“Smith lives there?” Slidell snapped.
Piccitelli glared again. He was very good at it.
“Can we expect other company?”
Piccitelli shrugged.
“Don’t plan no trips,” Slidell said, tossing out the old cliché. With that, he threw the SUV into reverse and gunned backward, spewing mud and gravel onto the shape-changing patches of snow.
“What do you think?” I asked when we were once again on the blacktop.
Slidell snorted. “Real affable guy.”
“Think he’s on the level?”
“Or maybe he’s busting his balls laughing at us right now.”
That was it for conversation until we’d made the split, then the turn.
Piccitelli wasn’t kidding. The road, if it even qualified as one, dropped at about a thirty-degree angle, two frozen tire tracks running the center of a strip of grudgingly softening mud.
Lurching slowly downhill, vegetation scraping both sides of the Explorer, Slidell spoke without turning to me.
“Stay alert.”
“Always.” Then, “Why?”
“I got a bad feeling.”
“Sounds like Boldonado fits the profile for the hanging man.”
“I don’t like these pricks.”
I was about to query which pricks when Slidell hit the brakes so hard I had to brace on the dash.
Just ahead, the road rose a few degrees, then dropped even more abruptly.

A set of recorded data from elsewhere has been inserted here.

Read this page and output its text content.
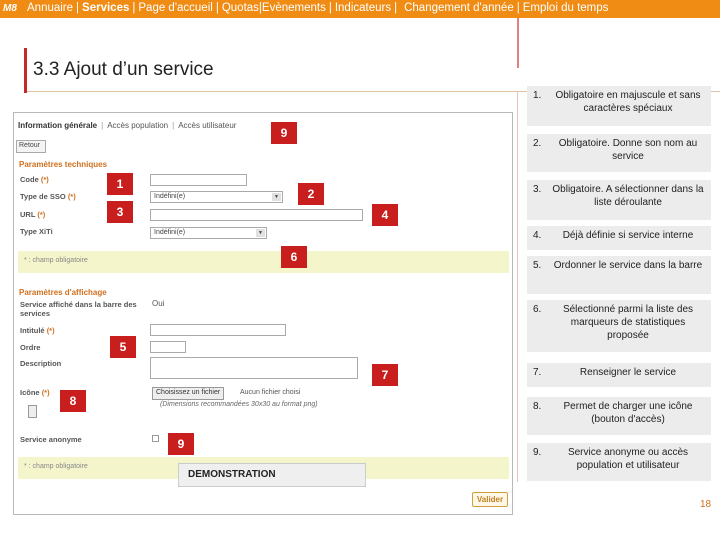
M8 Annuaire | Services | Page d'accueil | Quotas | Evènements | Indicateurs | Changement d'année | Emploi du temps
3.3 Ajout d’un service
Information générale | Accès population | Accès utilisateur
Retour
Paramètres techniques
Code (*)
Type de SSO (*)	Indéfini(e)	▼
URL (*)
Type XiTi	Indéfini(e)	▼
* : champ obligatoire
Paramètres d'affichage
Service affiché dans la barre des services
Oui
Intitulé (*)
Ordre
Description
Icône (*)	Choisissez un fichier	Aucun fichier choisi
(Dimensions recommandées 30x30 au format png)
Service anonyme
* : champ obligatoire
DEMONSTRATION
Valider
9
1
2
3	4
6
5
7
8
9
1.	Obligatoire en majuscule et sans caractères spéciaux
2.	Obligatoire. Donne son nom au service
3.	Obligatoire. A sélectionner dans la liste déroulante
4.	Déjà définie si service interne
5.	Ordonner le service dans la barre
6.	Sélectionné parmi la liste des marqueurs de statistiques proposée
7.	Renseigner le service
8.	Permet de charger une icône (bouton d'accès)
9.	Service anonyme ou accès population et utilisateur
18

We both studied the bizarre sight in the small valley below.
To the left was a partially filled pit. To the right was an enormous mound of soil. Sloping at the sides, square at the corners, and flat ontop, the hillock looked like a smaller version of Cahokia Mounds, a burial site in Illinois where I’d worked as a grad student.
Unlike the pre-Columbian ceremonial structure I’d excavated, this mound had been created with a backhoe. Conical bumps from individual front loader bucket dumps rippled its surface. A raw wound, suggesting ongoing pirating of soil, gouged its southeastern corner.
The sequence of events was clear. A hole had been dug; the dirt heaped nearby. Now the heap was being mined to re-fill the hole.
It was the open half of the pit that riveted my attention. More accurately, its contents.
Placed deep enough to eventually be buried by a thick layer of soil, maybe four meters below ground level, were two bright yellow buses parked side by side.
“What the fuck?!” I was with Slidell on that.
“They’re school buses,” I said.
“No shit. But why?”
“To provide living space following a doomsday event.”
I was recalling an article I’d read the day before while studying up on preppers. A story about a survivalist in Ontario who’d buried forty-two buses. Over the decades, the man had outfitted his underground compound with LED lighting, food, tools, even a dental office.
“This is some messed-up shit,” Slidell said.